Game number two of this young season is in the books, and for the LA Kings, it was another heartbreaker. After losing their first game of the season to the Minnesota Wild 4-3 in overtime, it was the same bat time, same bat channel, as the Kings lost to the same team by the same score.

While they at least picked up two points in their first two games, losing these games as they did was a gut punch. They held a 3-1 lead in both games, but on Saturday, the Wild scored with 1.4 seconds left to send the game to overtime and then won it with 11 seconds left. Now that we’ve caught our collective breath let’s take a look at some takeaways from the LA Kings second game of the season.

Takeaway #1: The special teams is living on the edge.

The good news is the LA Kings have yet to give up a power play goal. In the opener, the Kings killed all six Minnesota power plays, and Saturday night, they killed every one of the Wild’s five power plays — eleven penalty kills in two games.

Allowing that many power play chances per game is truly living on the edge. The Kings’ immediate schedule includes series against Colorado and St. Louis, and if Los Angeles provides those teams that many power play chances, it could very well be lights out.

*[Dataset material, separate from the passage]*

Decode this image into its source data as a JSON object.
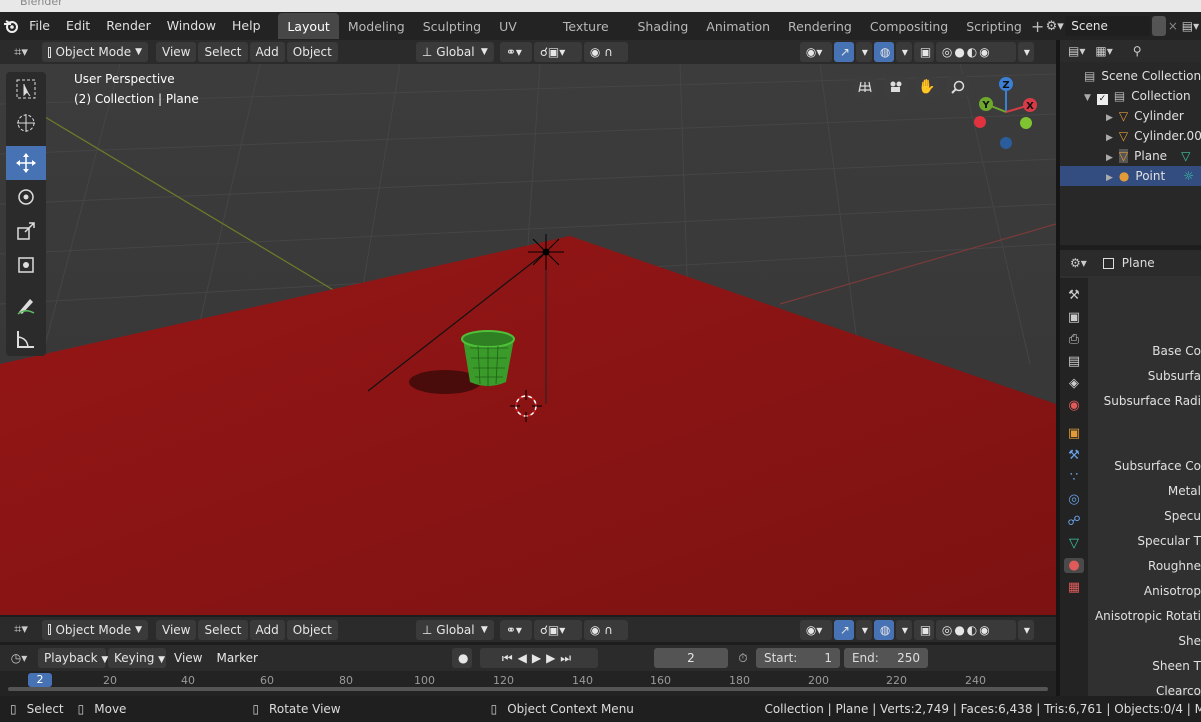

The penalty kill units have been spectacular so far this season, but the power play units have been, for the most part, dormant. Like the Kings, the Wild have been generous in giving chances with the man advantage, but the Kings have only capitalized on one of them – and that was in game one. On Saturday night, the Kings looked particularly frustrated entering and establishing solid chances on the power play.

Perhaps it’s a side effect of being off for so long combined with a short training camp and no exhibition games, but if the Kings are going to take the next step this season, the power play must improve.